When Lord Acton set out in the late nineteenth century to write a comprehensive history of liberty, he planned to chronicle its growth from antiquity. It is a sad commentary on this century that an updating of his work would require the last chapter to chronicle liberty’s decline.
There is afoot in the land a reassertion of what might be called the principle of fragmentation. This is seen in the excessive compartmentalization of personal life–the “either/or” mentality that separates one’s work from one’s family–or when the standards that govern public life are divided from those of private life. Living the illusion of this dualism breeds both an internal and an external tension which affects both personal integrity and social cohesion.
My point is a simple one: All reality is a whole. Our universe owes its existence to the One Source who created all things ex nihilo, and who keeps them in existence. This means that all human virtues are interrelated, and all human vices are, likewise, connected to each other. What does this have to do with the vision and mission of the Acton Institute, whose sixth year of existence begins this month? The Acton Institute hopes, in one small, yet highly critical sphere, to assert the contention that the world of finance and business–the human actions of a commercial society–sometimes so apparently mundane, can nonetheless become the occasion for the discovery of the spiritual.
There is, I believe, a natural law encoded in the human heart and in our world which tends toward a natural harmony. The human community is oriented toward God because our origin is God. And it is this natural harmony which collectivist economic and political arrangements inhibit.
Marxism, the most systematized manifestation of such thinking, brought to intellectual and historical fruition the idea of a divided society in its theory of class struggle. This concept is at war with the natural harmony of human society. It is only a small comfort that orthodox Marxism has so colossally failed in recent years, because whilst the orthodox articulation of this error has been repudiated, the little heresies of class struggle have scattered and established new roots.
We see this every time a social change movement employs the ideology of division: Economic antagonisms: the rich against the poor, workers against management. Ethnic antagonisms: whites against blacks against Asians against Jews. Sexual antagonisms: male against female, homosexual against heterosexual. Generational antagonisms: young against old–on and on the divisions go until all the world is torn asunder, and to echo John Donne, “all coherence is gone.”

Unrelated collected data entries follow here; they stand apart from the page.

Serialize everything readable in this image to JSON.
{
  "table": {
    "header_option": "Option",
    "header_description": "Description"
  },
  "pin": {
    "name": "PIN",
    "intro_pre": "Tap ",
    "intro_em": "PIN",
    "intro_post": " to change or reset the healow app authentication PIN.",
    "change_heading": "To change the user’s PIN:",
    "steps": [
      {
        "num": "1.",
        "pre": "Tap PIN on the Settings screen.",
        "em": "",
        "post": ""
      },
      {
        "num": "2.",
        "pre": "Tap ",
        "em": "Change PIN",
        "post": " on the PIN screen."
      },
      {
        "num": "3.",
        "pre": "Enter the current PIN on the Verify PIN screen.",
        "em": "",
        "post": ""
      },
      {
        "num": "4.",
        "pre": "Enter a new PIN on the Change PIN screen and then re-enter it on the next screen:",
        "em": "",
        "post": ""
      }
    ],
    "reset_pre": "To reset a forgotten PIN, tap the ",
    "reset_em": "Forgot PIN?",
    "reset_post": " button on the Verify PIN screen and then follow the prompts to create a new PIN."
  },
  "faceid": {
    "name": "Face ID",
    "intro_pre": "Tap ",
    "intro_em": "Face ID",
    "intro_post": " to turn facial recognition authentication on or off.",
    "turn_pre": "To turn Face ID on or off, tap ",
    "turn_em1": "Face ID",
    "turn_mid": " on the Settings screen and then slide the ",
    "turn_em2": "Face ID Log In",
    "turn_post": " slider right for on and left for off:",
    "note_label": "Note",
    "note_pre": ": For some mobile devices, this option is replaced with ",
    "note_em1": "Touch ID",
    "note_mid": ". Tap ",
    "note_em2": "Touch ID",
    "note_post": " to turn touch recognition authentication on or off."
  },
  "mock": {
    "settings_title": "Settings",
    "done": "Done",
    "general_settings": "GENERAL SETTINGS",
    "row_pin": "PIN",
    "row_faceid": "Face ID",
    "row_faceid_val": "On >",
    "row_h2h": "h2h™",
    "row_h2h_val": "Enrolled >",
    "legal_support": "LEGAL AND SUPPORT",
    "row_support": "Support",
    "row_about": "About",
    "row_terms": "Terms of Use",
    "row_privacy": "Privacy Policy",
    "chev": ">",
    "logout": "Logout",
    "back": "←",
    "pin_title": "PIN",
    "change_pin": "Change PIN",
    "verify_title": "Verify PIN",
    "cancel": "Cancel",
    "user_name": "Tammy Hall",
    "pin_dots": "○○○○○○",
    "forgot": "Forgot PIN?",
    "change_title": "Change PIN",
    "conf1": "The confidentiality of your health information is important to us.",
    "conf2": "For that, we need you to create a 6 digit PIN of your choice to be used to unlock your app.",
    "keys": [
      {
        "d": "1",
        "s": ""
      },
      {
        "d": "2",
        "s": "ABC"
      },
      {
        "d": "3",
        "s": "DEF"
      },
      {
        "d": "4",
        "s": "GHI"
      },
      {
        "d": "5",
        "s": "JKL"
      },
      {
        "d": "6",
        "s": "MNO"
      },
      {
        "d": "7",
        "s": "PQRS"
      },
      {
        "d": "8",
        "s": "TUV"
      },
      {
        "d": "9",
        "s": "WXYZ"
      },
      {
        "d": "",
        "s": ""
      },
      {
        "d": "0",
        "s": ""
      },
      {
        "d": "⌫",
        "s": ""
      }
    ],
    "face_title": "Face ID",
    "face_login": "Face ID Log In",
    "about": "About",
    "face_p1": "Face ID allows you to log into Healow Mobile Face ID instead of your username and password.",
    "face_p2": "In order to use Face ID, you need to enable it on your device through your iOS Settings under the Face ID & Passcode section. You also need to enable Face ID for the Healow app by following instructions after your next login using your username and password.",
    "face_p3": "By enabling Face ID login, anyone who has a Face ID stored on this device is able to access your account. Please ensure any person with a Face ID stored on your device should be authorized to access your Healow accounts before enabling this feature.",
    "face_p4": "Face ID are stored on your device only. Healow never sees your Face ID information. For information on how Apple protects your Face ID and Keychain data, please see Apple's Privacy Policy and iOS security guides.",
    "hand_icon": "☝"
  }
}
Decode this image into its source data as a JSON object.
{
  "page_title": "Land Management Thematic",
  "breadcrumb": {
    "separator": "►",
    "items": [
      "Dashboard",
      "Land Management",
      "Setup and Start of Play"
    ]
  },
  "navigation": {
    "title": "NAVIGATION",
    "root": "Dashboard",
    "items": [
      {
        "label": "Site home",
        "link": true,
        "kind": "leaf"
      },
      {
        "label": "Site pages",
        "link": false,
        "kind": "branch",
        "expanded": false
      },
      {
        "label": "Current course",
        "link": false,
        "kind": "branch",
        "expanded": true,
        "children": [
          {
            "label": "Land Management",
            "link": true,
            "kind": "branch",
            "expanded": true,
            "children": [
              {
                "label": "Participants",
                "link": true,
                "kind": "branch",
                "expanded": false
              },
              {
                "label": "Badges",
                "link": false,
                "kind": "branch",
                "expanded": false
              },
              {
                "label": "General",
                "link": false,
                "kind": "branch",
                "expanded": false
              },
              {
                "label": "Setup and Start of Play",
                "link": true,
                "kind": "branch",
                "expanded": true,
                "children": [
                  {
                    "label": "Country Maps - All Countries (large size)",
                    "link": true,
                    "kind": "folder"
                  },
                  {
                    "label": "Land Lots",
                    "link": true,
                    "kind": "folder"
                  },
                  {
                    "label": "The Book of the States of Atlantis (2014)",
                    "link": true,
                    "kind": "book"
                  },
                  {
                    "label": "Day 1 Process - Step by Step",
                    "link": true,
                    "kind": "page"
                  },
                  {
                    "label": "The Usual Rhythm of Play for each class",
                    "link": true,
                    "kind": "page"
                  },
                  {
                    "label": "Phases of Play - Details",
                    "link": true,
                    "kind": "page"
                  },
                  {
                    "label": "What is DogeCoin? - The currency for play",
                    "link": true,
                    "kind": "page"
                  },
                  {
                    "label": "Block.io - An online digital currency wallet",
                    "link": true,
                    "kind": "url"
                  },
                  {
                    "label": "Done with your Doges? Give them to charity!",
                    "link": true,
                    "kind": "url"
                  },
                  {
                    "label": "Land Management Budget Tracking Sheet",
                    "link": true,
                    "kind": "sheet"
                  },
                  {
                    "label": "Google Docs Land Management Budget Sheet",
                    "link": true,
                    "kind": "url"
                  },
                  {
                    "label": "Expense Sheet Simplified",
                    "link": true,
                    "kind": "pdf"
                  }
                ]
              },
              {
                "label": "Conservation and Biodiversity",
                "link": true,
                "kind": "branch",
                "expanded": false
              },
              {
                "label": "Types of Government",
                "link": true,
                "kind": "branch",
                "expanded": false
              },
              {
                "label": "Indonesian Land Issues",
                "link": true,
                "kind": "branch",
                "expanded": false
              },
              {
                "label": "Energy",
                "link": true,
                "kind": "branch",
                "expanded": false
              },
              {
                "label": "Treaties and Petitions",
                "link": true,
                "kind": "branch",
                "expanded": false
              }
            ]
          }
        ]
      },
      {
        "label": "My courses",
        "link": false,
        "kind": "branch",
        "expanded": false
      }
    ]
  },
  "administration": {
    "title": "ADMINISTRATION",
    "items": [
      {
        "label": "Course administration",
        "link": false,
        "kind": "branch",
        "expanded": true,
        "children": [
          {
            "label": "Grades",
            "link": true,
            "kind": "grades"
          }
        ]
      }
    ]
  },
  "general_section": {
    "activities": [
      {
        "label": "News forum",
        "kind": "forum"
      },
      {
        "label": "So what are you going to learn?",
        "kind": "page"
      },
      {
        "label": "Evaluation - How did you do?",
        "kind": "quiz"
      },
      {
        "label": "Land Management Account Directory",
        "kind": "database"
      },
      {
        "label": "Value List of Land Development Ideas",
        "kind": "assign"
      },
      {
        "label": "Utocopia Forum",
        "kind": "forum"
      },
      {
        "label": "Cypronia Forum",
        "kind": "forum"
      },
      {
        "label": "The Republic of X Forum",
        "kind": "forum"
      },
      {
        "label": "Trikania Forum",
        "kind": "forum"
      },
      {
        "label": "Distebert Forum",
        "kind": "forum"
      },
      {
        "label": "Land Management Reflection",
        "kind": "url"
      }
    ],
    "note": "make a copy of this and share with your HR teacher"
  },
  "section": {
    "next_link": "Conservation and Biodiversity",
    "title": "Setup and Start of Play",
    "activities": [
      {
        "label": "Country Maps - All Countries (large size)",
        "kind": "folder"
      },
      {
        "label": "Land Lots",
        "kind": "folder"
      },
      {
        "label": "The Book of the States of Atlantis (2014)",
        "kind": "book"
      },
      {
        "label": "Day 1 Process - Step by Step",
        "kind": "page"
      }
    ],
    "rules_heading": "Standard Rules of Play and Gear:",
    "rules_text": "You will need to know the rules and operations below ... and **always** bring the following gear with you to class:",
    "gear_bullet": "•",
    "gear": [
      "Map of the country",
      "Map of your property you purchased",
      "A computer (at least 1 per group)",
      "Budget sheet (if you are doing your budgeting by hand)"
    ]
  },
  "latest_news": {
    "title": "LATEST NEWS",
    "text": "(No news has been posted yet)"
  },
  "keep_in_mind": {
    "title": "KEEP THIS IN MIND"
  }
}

It is against this balkanization that the Acton Institute has set its face. Our aim is to inoculate the religious community against the specious claims of the Left which seem to have such an appealing tug for the morally sensitive heart. That aim is to discover, from among all religious traditions, the future pastors, theologians, directors of social service agencies, the heads of denominations and the missionaries of the next millennium.
What we have been doing in the past five years is to declare a new integration–to reassert God into the marketplace, and morality into public life. To declare, with the philosopher Etienne Gilson, that “piety is never a substitute for technique, for technique is that without which the most fervent piety will be unable to make use of nature for God’s sake.”